Da quel lontano 1965 ad oggi, quanti dischi conta la sua collezione?

«Oggi mi posso vantare di avere oltre 25.000 dischi. Praticamente quasi tutta la discografia dei cantanti italiani dagli anni ’60 agli anni ’90, oltre a dischi originali dei Beatles e di tantissimi altri cantanti stranieri».

Li ha comprati solo in negozio o anche altrove?

«Molti li comperavo in negozio per poi trasmetterli in unprogramma radiofonico, ma moltissimi sono riusciti a trovarli girando tra le fiere specializzate, i raduni ed i mercatini di tutta Italia».

Ma il vinile non è stato messo in pensione dall’avvento del digitale?

«Non penso. Chi ama veramente la musica e vuole ascoltare un brano nel pieno delle sue caratteristiche, lo ottiene solo da un disco in vinile e un buon impianto. Il digitale, come sostengono anche altri, è un suono più freddo e non completo come quello che si sente nei dischi tradizionali. Poi un disco dura in eterno, ovviamente se custodito nel modo giusto, mentre è provato che il cd o una chiavetta usb possono avere dei problemi con il tempo e perdere delle caratteristiche».

Ma non siete rimasti in pochi ad essere affezionati al “vile vinile”?

«Al contrario, c’è un prepotente ritorno agli lp a 33 giri, soprattutto in America. Artisti come Madonna o Bruce Springsteen realizzano i loro album sia in cd che in vinile (in Italia Ligabue e altri artisti, ndr). In Italia vi sono tante persone che collezionano dischi e alcuni pezzi raggiungono delle buone quotazioni, ovviamente soprattutto se sono originali e non ristampe».

Molti si ricordano di lei per le trasmissioni su quelle che venivano chiamate radio libere, come Radio Europa, Radio Amica, Radio Stella. Le piacerebbe rifarlo?

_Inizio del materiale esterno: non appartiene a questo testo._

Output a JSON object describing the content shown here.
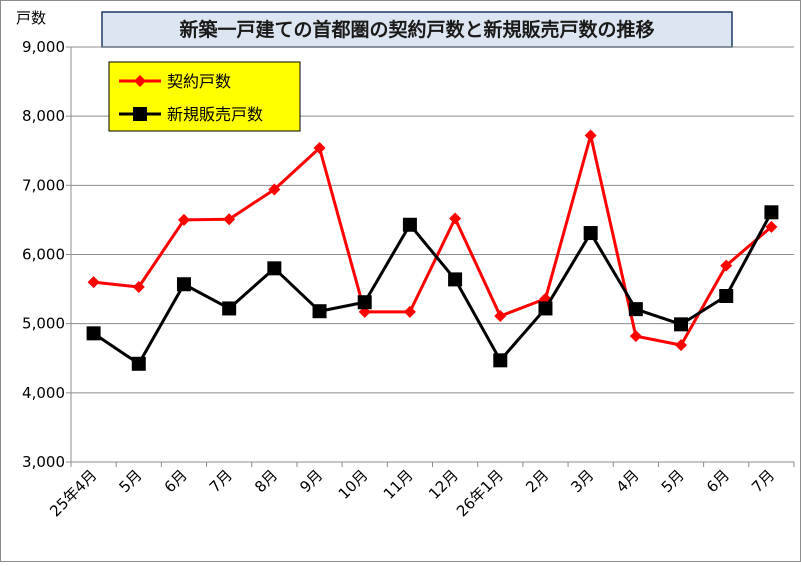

«Sì, e ho deciso di realizzare un nuovo programma radiofonico in cui trasmetto musica non in digitale ma, ovviamente, suonata col vinile che gira sul piatto. E ho già l’emittente radiofonica: è Radio 106 di Scandiano, dove tutti i venerdi sera, dalle 20 alle 22, tengo alta la bandiera della musica incisa sul disco».

Per una grande collezione come la sua, che cosa pensa si potrebbe fare per valorizzarla e farla anche conoscere? Insomma, ha un sogno nel cassetto?

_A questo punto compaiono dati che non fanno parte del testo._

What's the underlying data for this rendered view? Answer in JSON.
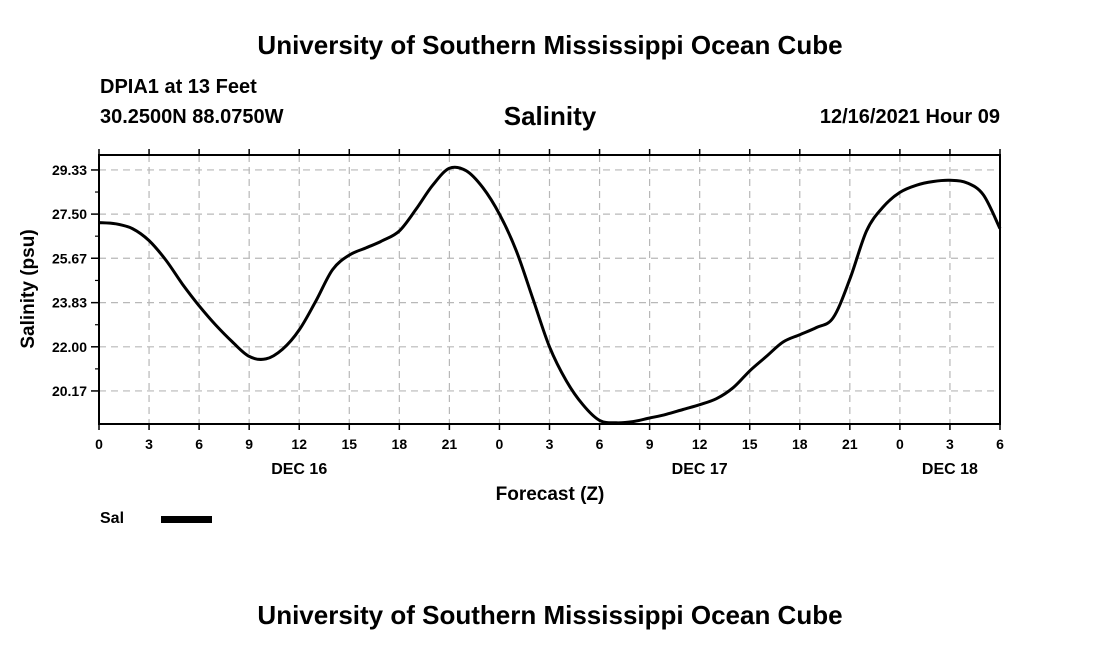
{
  "page": {
    "main_title": "University of Southern Mississippi Ocean Cube",
    "footer_title": "University of Southern Mississippi Ocean Cube",
    "station": "DPIA1 at 13 Feet",
    "coordinates": "30.2500N  88.0750W",
    "timestamp": "12/16/2021 Hour 09"
  },
  "chart_data": {
    "type": "line",
    "title": "Salinity",
    "xlabel": "Forecast (Z)",
    "ylabel": "Salinity (psu)",
    "xlim": [
      0,
      54
    ],
    "ylim": [
      18.8,
      29.95
    ],
    "x_tick_values": [
      0,
      3,
      6,
      9,
      12,
      15,
      18,
      21,
      24,
      27,
      30,
      33,
      36,
      39,
      42,
      45,
      48,
      51,
      54
    ],
    "x_tick_labels": [
      "0",
      "3",
      "6",
      "9",
      "12",
      "15",
      "18",
      "21",
      "0",
      "3",
      "6",
      "9",
      "12",
      "15",
      "18",
      "21",
      "0",
      "3",
      "6"
    ],
    "y_tick_values": [
      20.17,
      22.0,
      23.83,
      25.67,
      27.5,
      29.33
    ],
    "y_tick_labels": [
      "20.17",
      "22.00",
      "23.83",
      "25.67",
      "27.50",
      "29.33"
    ],
    "date_labels": [
      {
        "x": 12,
        "label": "DEC 16"
      },
      {
        "x": 36,
        "label": "DEC 17"
      },
      {
        "x": 51,
        "label": "DEC 18"
      }
    ],
    "grid": true,
    "legend": "bottom-left",
    "series": [
      {
        "name": "Sal",
        "color": "#000000",
        "x": [
          0,
          1,
          2,
          3,
          4,
          5,
          6,
          7,
          8,
          9,
          10,
          11,
          12,
          13,
          14,
          15,
          16,
          17,
          18,
          19,
          20,
          21,
          22,
          23,
          24,
          25,
          26,
          27,
          28,
          29,
          30,
          31,
          32,
          33,
          34,
          35,
          36,
          37,
          38,
          39,
          40,
          41,
          42,
          43,
          44,
          45,
          46,
          47,
          48,
          49,
          50,
          51,
          52,
          53,
          54
        ],
        "values": [
          27.15,
          27.1,
          26.9,
          26.4,
          25.6,
          24.6,
          23.7,
          22.9,
          22.2,
          21.6,
          21.5,
          21.9,
          22.7,
          23.9,
          25.2,
          25.8,
          26.1,
          26.4,
          26.8,
          27.7,
          28.7,
          29.4,
          29.3,
          28.6,
          27.5,
          26.0,
          24.0,
          22.0,
          20.6,
          19.6,
          18.95,
          18.85,
          18.9,
          19.05,
          19.2,
          19.4,
          19.6,
          19.85,
          20.3,
          21.0,
          21.6,
          22.2,
          22.5,
          22.8,
          23.2,
          24.8,
          26.8,
          27.8,
          28.4,
          28.7,
          28.85,
          28.9,
          28.8,
          28.3,
          26.9
        ]
      }
    ]
  },
  "legend": {
    "label": "Sal"
  }
}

«Il mio sogno potrebbe essere quello che ho visto realizzarsi in Canada da parte di un altro grande collezionista di dischi. Lui era arrivato a mettere insieme ben centomila pezzi. Il governo canadese lo ha contattato e gli ha chiesto se voleva fare un museo con la sua collezione. Lui ha accettato e ora gestisce questo museo, accoglie e fa da guida a scolaresche e visitatori spiegando l’evoluzione della musica da ascoltare. Da noi mi sembra più difficile; tutto è lasciato all’impegno degli appassionati. Basta vedere in che stato è il nostro patrimonio artistico e come manchino politiche di valorizzazione di tante nostre bellezze».

Ma, oltre al suono, perché preferire un disco ad un cd, per non parlare del digitale?

«Per me esistono differenze abissali, anche come impatto visivo. Un disco ha una copertina e delle illustrazioni. Le copertine di molti dischi sono delle vere e proprie opere d’arte firmate da grandi fotografi e artisti. Poi, per realizzare un lp c’è bisogno del lavoro di tantissime persone, di un grande indotto che richiese anche un grosso investimento. Il cd può essere invece realizzato anche da un artista o una band giovanile alle prime armi: basta avere un mixer con delle buone qualità tecniche e il gioco è fatto. Insomma, non c’è confronto. Il miglior supporto per chi ama ascoltare la musica resta il disco in vinile, che è anche più bello da vedere».